During my 1st year I always took my allowances and sent then home so that she'll have food and be able to pay the rent of the house we live in. Mind you I only receive R1500 monthly from NSFAS. I have never purchased any books for school and I have studied using lecture slides all along since today. We are renting a 4 roomed house for R600 and the cause of us renting was because after my grandma passed away 2010 we were then kicked out of the house by my mom's siblings and we had nowhere to go. We have rented since 2010 since today and it has really took a toll on me. I am the one providing and at the same time here at RES I normally don't have food to eat myself and the pain of seeing other kids cook and eat whilst the only time you enter the kitchen is when you go fetch water because that what I normally drink. I don't usually cook because i never have food. Even if i cook i cook late at night so that no one can see what I'm cooking. I am always locked in my room. I only get out when I have to go to Campus.

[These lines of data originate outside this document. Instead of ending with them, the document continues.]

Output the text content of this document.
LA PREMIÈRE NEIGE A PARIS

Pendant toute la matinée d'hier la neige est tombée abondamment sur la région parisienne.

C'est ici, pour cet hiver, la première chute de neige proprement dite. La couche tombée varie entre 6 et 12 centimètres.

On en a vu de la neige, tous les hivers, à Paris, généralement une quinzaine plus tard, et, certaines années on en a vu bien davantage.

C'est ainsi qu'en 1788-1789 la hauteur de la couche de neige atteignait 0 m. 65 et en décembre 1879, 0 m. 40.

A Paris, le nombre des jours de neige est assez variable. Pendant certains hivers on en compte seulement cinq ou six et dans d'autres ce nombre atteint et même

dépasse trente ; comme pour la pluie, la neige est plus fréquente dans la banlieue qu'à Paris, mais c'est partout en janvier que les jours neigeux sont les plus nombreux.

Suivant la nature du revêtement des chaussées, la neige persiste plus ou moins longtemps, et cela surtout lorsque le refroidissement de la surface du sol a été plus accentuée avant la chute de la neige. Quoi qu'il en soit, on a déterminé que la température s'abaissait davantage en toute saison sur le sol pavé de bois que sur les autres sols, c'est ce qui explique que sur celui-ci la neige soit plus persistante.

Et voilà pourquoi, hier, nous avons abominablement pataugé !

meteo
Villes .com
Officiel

My mom has tried getting part time jobs as a housekeeper or a babysitter but none of them seems to work out. During the months where NSFAS hasn't cleared me for my second year we have been behind on rent and I am not even home I had to borrow money to go to res because I needed to sort out my financial status issue and that has also taken a huge toll on me. I had no food and the pain of hearing my mom using other people's phones to call me to hear her cry and also from my side I do not know how to help her. Her telling me she hasn't eaten for days and also myself not eating for days. Worse she has chronic illnesses which require her to take medication daily. That hurts alone because I do not know how the days will go by as she isn't eating. I really want to make her proud but also it's hard for me to even concentrate on my school work with the situation i am facing.
There's just a lot I have been through together with my mom and the least that could help is her getting food and pay rent. Nevermind me I will survive I am still young.